Die achte Karte
zerspringen, doch ich rezitierte weiter, wie ein Wahnsinniger stammelnd, die Namen auf den Karten: Narr, Turm, Kraft, Gerechtigkeit, Urteil. Rief ich die Geister der Karten an, die sich jetzt offenbart hatten, um mir zu helfen, oder waren sie es, die mich daran hatten hindern wollen, in das Quadrat zu gelangen? Meine Stimme schien nicht mehr die meine zu sein, sondern von irgendwo außerhalb von mir zu kommen, leise zuerst, doch allmählich immer lauter und beschwörender, gewann sie an Kraft und füllte die Grabkapelle.
Dann, als ich glaubte, ich könnte es nicht länger ertragen, wich etwas von mir zurück, von meinem Sein, von unterhalb meiner Haut, mit einem schabenden Geräusch, als kratzten die Klauen eines wilden Tieres an meinen Knochen entlang. Ein Rauschen ertönte in der Luft. Der Druck auf meinem versagenden Herzen verschwand.
Halb ohnmächtig stürzte ich zu Boden, nahm aber dennoch wahr, wie die Noten – dieselben vier Noten – verklangen und das Flüstern und Seufzen der Geister schwächer wurde, bis ich schließlich gar nichts mehr hörte.
Ich schlug die Augen auf. Die Karten waren wieder in ihren schlafenden Zustand zurückgekehrt. An den Wänden der Apsis waren die Gemälde nun reglos. Dann senkte sich plötzlich ein Gefühl von Leere und Frieden über die Grabkapelle, und ich wusste, dass es zu Ende war. Dunkelheit umfing mich. Ich weiß nicht, wie lange ich bewusstlos dort lag.
Ich habe die Musik so gut ich konnte aufgezeichnet. Die Male in meinen Handflächen, wie Stigmata, sind nicht verblasst.

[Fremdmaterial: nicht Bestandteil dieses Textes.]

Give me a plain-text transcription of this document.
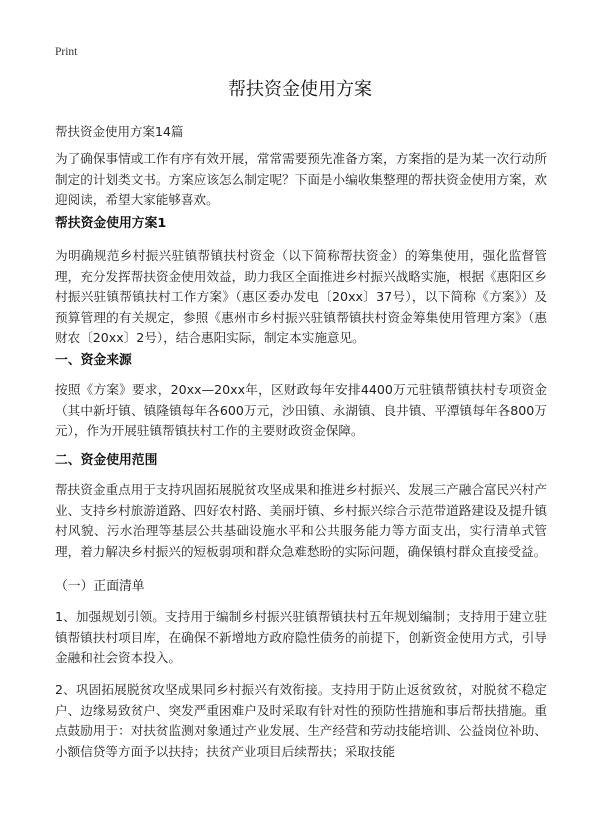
Print
帮扶资金使用方案
帮扶资金使用方案14篇

为了确保事情或工作有序有效开展，常常需要预先准备方案，方案指的是为某一次行动所制定的计划类文书。方案应该怎么制定呢？下面是小编收集整理的帮扶资金使用方案，欢迎阅读，希望大家能够喜欢。

帮扶资金使用方案1

为明确规范乡村振兴驻镇帮镇扶村资金（以下简称帮扶资金）的筹集使用，强化监督管理，充分发挥帮扶资金使用效益，助力我区全面推进乡村振兴战略实施，根据《惠阳区乡村振兴驻镇帮镇扶村工作方案》（惠区委办发电〔20xx〕37号），以下简称《方案》）及预算管理的有关规定，参照《惠州市乡村振兴驻镇帮镇扶村资金筹集使用管理方案》（惠财农〔20xx〕2号），结合惠阳实际，制定本实施意见。

一、资金来源

按照《方案》要求，20xx—20xx年，区财政每年安排4400万元驻镇帮镇扶村专项资金（其中新圩镇、镇隆镇每年各600万元，沙田镇、永湖镇、良井镇、平潭镇每年各800万元），作为开展驻镇帮镇扶村工作的主要财政资金保障。

二、资金使用范围

帮扶资金重点用于支持巩固拓展脱贫攻坚成果和推进乡村振兴、发展三产融合富民兴村产业、支持乡村旅游道路、四好农村路、美丽圩镇、乡村振兴综合示范带道路建设及提升镇村风貌、污水治理等基层公共基础设施水平和公共服务能力等方面支出，实行清单式管理，着力解决乡村振兴的短板弱项和群众急难愁盼的实际问题，确保镇村群众直接受益。

（一）正面清单

1、加强规划引领。支持用于编制乡村振兴驻镇帮镇扶村五年规划编制；支持用于建立驻镇帮镇扶村项目库，在确保不新增地方政府隐性债务的前提下，创新资金使用方式，引导金融和社会资本投入。

2、巩固拓展脱贫攻坚成果同乡村振兴有效衔接。支持用于防止返贫致贫，对脱贫不稳定户、边缘易致贫户、突发严重困难户及时采取有针对性的预防性措施和事后帮扶措施。重点鼓励用于：对扶贫监测对象通过产业发展、生产经营和劳动技能培训、公益岗位补助、小额信贷等方面予以扶持；扶贫产业项目后续帮扶；采取技能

Léonie stieß einen leisen Pfiff aus. Sie blätterte die Seite um. Es kam keine mehr.
Eine Weile saß sie einfach nur da und starrte auf die letzten Zeilen des Textes. Es war eine merkwürdige Schilderung. Das okkulte Zusammenspiel von Musik und Ort hatte die Bilder auf den Karten zum Leben erweckt und, falls sie es richtig verstanden hatte, diejenigen heraufbeschworen, die auf die andere Seite hinübergegangen waren.
Au delà du voile
– jenseits des Schleiers –, wie der Untertitel erklärte.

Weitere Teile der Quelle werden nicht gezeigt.